As I understand it, it’s a digital signature scheme where the raw image is signed at the camera, and modifications in compliant software are signed as well. So it’s not so much “this picture is 100% real, no backsies”. Nor is it “We know all the things done to this picture”, as I doubt people who modify these photos want us to know what they are modifying.
So it’s more like “This picture has been modified, like all pictures are, but we can prove how many times it was touched, and who touched it”. They might even be able to prove when all that stuff happened.
CrayonRosary@lemmy.world 11 months ago
It’s a philosophy and semantics question at best.

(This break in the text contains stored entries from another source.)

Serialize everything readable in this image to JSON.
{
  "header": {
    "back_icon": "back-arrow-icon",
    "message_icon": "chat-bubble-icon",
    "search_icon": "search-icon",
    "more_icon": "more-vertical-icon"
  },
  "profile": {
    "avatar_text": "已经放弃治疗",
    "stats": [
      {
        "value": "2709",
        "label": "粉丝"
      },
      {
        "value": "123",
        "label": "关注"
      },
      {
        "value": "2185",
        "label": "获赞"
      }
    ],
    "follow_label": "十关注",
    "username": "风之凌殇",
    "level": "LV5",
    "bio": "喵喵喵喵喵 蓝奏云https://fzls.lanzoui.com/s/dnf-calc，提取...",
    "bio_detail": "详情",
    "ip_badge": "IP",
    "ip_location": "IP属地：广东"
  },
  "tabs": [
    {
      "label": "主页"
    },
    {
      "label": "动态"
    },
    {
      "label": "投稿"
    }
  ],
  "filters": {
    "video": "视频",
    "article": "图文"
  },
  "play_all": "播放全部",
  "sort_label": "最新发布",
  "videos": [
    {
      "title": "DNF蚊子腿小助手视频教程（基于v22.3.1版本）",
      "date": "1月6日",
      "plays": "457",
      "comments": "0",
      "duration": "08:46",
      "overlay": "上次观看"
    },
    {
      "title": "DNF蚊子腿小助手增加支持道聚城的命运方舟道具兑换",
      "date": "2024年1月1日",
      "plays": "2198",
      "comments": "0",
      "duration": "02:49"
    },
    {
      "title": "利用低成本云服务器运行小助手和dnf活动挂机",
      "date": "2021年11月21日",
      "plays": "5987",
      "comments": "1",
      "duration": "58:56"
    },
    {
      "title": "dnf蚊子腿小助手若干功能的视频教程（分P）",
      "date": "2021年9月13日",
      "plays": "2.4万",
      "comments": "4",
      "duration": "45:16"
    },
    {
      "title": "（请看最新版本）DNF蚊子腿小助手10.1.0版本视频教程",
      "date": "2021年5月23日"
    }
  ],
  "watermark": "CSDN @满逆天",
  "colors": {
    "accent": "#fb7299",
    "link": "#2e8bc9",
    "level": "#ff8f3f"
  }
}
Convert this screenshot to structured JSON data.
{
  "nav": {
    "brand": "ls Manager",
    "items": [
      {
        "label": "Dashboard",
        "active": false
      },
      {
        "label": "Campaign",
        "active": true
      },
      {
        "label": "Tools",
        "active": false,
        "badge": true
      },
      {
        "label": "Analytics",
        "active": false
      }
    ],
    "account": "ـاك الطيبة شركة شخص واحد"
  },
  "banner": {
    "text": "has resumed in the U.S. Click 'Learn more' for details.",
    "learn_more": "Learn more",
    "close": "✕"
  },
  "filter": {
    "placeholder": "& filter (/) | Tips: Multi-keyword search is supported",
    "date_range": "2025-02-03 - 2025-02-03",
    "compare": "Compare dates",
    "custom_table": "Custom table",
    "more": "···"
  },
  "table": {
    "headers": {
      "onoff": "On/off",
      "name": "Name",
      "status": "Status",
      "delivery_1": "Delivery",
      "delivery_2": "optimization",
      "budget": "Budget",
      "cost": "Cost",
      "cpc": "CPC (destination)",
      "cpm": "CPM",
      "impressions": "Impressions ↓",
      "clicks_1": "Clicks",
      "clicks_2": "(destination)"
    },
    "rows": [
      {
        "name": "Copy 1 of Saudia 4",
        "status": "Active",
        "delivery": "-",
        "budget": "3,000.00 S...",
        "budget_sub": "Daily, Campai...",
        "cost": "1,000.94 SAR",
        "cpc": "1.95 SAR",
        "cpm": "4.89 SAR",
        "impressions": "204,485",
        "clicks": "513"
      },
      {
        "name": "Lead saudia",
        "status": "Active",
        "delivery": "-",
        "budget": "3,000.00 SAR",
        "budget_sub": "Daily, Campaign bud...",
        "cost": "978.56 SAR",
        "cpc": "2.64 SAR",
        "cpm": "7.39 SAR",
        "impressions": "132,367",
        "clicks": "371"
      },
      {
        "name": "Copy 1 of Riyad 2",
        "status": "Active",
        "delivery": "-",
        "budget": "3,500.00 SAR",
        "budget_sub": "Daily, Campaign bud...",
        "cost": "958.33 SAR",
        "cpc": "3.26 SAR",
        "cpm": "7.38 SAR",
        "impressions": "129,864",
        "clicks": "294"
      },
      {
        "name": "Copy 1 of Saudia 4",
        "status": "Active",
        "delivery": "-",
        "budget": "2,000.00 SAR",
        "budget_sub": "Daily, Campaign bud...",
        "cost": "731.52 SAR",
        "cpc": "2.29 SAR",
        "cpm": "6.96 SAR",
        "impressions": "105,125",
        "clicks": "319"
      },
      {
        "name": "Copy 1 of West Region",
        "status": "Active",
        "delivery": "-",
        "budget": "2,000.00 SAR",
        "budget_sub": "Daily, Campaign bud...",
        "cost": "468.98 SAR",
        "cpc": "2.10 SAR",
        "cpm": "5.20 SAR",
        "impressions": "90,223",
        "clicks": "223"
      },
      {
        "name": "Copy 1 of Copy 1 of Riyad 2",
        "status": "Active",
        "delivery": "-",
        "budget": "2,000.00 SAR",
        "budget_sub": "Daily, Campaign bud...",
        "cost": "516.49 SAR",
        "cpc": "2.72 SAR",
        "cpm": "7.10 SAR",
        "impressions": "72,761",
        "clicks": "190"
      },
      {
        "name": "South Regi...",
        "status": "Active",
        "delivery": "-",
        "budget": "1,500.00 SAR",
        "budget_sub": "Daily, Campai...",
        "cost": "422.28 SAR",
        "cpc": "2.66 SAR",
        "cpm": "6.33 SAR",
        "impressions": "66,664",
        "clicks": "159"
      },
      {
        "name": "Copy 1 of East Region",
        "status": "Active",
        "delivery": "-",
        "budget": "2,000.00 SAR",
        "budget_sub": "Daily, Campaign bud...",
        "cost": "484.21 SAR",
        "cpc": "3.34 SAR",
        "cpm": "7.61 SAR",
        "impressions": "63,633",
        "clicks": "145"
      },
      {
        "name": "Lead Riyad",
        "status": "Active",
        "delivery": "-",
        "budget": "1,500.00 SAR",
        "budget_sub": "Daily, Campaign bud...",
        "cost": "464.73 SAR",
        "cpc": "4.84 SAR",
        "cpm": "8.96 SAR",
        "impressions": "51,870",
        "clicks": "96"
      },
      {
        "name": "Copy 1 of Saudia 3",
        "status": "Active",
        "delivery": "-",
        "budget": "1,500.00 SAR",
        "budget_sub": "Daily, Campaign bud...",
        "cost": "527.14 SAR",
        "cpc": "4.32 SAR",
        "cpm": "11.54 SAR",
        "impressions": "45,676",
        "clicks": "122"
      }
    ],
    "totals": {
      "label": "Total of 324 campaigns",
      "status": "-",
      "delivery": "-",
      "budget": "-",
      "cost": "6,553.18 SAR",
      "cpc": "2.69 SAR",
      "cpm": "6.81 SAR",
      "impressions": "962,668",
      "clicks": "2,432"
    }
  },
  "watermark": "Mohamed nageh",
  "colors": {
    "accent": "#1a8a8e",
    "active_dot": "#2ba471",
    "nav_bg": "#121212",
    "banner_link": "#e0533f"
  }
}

You’re talking about “the whole truth”. If the whole is true, then all of the parts are true, so photographing only a subset of the truth (framing) is still true. If a series of events are true, then each event is true, so taking a picture at a certain time (timing) is also true.
Photos capture real photons that were present at real scenes and turn them into grids of pixels. Real photographs are all “true”. Photoshop and AI don’t need photons and can generate pixels from nothing.
That’s what is being said.
NAXLAB@lemmy.world 11 months ago
Nah, lying by omission can still tell a totally wrong narrative. Sometimes it has to be the whole truth to be the truth.
CrayonRosary@lemmy.world 11 months ago
You’d make a bad programmer or mathematician.